The third way is the back door method.  You want to show that $A$ and $B$ aren't correlated because of a "back door", e.g. common cause, i.e., $A \leftarrow D \rightarrow B$.  Since you have assumed a causal model, you merely need to block the all of the paths (by observing variables and conditioning on them) that evidence can flow up from $A$ and down to $B$.  It's a bit tricky to block these paths, but Pearl gives a clear algorithm that lets you know which variables you have to observe to block these paths.

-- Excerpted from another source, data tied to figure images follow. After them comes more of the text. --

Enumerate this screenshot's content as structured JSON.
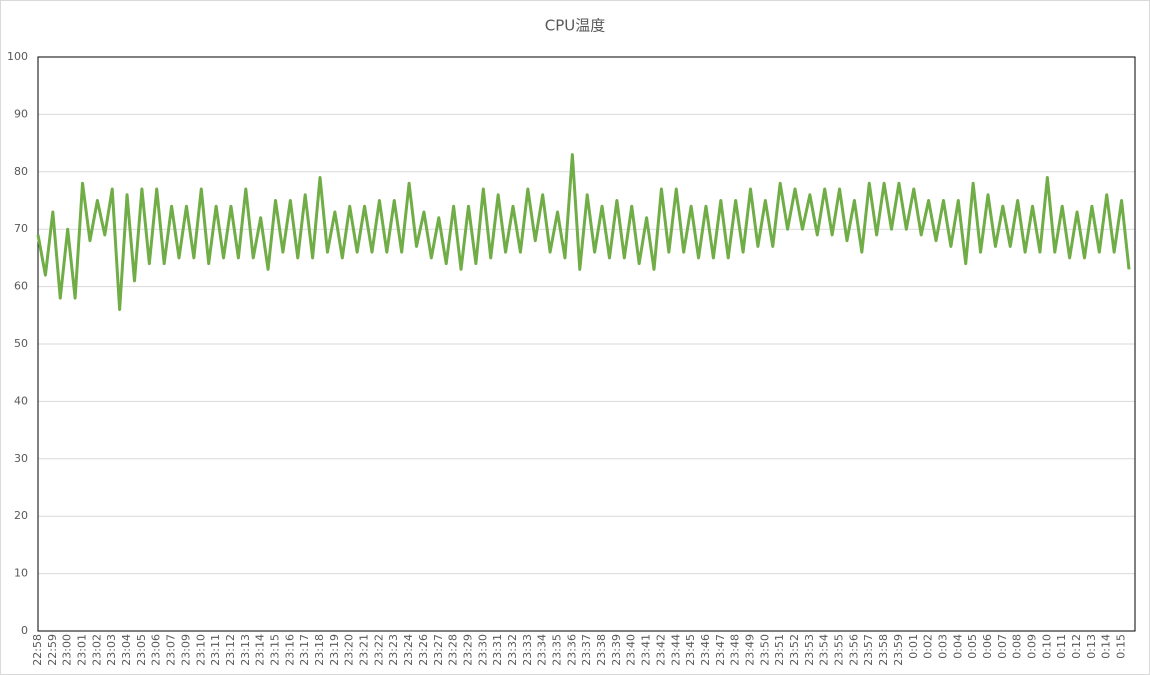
{
  "chart_data": {
    "type": "line",
    "title": "CPU温度",
    "categories": [
      "22:58",
      null,
      "22:59",
      null,
      "23:00",
      null,
      "23:01",
      null,
      "23:02",
      null,
      "23:03",
      null,
      "23:04",
      null,
      "23:05",
      null,
      "23:06",
      null,
      "23:07",
      null,
      "23:09",
      null,
      "23:10",
      null,
      "23:11",
      null,
      "23:12",
      null,
      "23:13",
      null,
      "23:14",
      null,
      "23:15",
      null,
      "23:16",
      null,
      "23:17",
      null,
      "23:18",
      null,
      "23:19",
      null,
      "23:20",
      null,
      "23:21",
      null,
      "23:22",
      null,
      "23:23",
      null,
      "23:24",
      null,
      "23:26",
      null,
      "23:27",
      null,
      "23:28",
      null,
      "23:29",
      null,
      "23:30",
      null,
      "23:31",
      null,
      "23:32",
      null,
      "23:33",
      null,
      "23:34",
      null,
      "23:35",
      null,
      "23:36",
      null,
      "23:37",
      null,
      "23:38",
      null,
      "23:39",
      null,
      "23:40",
      null,
      "23:41",
      null,
      "23:42",
      null,
      "23:44",
      null,
      "23:45",
      null,
      "23:46",
      null,
      "23:47",
      null,
      "23:48",
      null,
      "23:49",
      null,
      "23:50",
      null,
      "23:51",
      null,
      "23:52",
      null,
      "23:53",
      null,
      "23:54",
      null,
      "23:55",
      null,
      "23:56",
      null,
      "23:57",
      null,
      "23:58",
      null,
      "23:59",
      null,
      "0:01",
      null,
      "0:02",
      null,
      "0:03",
      null,
      "0:04",
      null,
      "0:05",
      null,
      "0:06",
      null,
      "0:07",
      null,
      "0:08",
      null,
      "0:09",
      null,
      "0:10",
      null,
      "0:11",
      null,
      "0:12",
      null,
      "0:13",
      null,
      "0:14",
      null,
      "0:15",
      null
    ],
    "values": [
      69,
      62,
      73,
      58,
      70,
      58,
      78,
      68,
      75,
      69,
      77,
      56,
      76,
      61,
      77,
      64,
      77,
      64,
      74,
      65,
      74,
      65,
      77,
      64,
      74,
      65,
      74,
      65,
      77,
      65,
      72,
      63,
      75,
      66,
      75,
      65,
      76,
      65,
      79,
      66,
      73,
      65,
      74,
      66,
      74,
      66,
      75,
      66,
      75,
      66,
      78,
      67,
      73,
      65,
      72,
      64,
      74,
      63,
      74,
      64,
      77,
      65,
      76,
      66,
      74,
      66,
      77,
      68,
      76,
      66,
      73,
      65,
      83,
      63,
      76,
      66,
      74,
      65,
      75,
      65,
      74,
      64,
      72,
      63,
      77,
      66,
      77,
      66,
      74,
      65,
      74,
      65,
      75,
      65,
      75,
      66,
      77,
      67,
      75,
      67,
      78,
      70,
      77,
      70,
      76,
      69,
      77,
      69,
      77,
      68,
      75,
      66,
      78,
      69,
      78,
      70,
      78,
      70,
      77,
      69,
      75,
      68,
      75,
      67,
      75,
      64,
      78,
      66,
      76,
      67,
      74,
      67,
      75,
      66,
      74,
      66,
      79,
      66,
      74,
      65,
      73,
      65,
      74,
      66,
      76,
      66,
      75,
      63
    ],
    "color": "#70ad47",
    "ylim": [
      0,
      100
    ],
    "yticks": [
      0,
      10,
      20,
      30,
      40,
      50,
      60,
      70,
      80,
      90,
      100
    ],
    "grid": true
  }
}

gung is right that with good randomization, confounders won't matter.  Since we're assuming that intervening at the the hypothetical cause (treatment) is not allowed, any common cause between the hypothetical cause (treatment) and effect (survival), such as age or kidney stone size will be a confounder.  The solution is to take the right measurements to block all of the back doors.  For further reading see:
Pearl, Judea. "Causal diagrams for empirical research." Biometrika 82.4 (1995): 669-688.

To apply this to your problem, let us first draw the causal graph.  (Treatment-preceding) kidney stone size $X$ and treatment type $Y$ are both causes of success $Z$.  $X$ may be a cause of $Y$ if other doctors are assigning tratment based on kidney stone size.  Clearly there are no other causal relationships between $X$,$Y$, and $Z$.  $Y$ comes after $X$ so it cannot be its cause.  Similarly $Z$ comes after $X$ and $Y$.
Since $X$ is a common cause, it should be measured.  It is up to the experimenter to determine the universe of variables and potential causal relationships.  For every experiment, the experimenter measures the necessary "back door variables" and then calculates the marginal probability distribution of treatment success for each configuration of variables.  For a new patient, you measure the variables and follow the treatment indicated by the marginal distribution.  If you can't measure everything or you don't have a lot of data but know something about the architecture of the relationships, you can do "belief propagation" (Bayesian inference) on the network.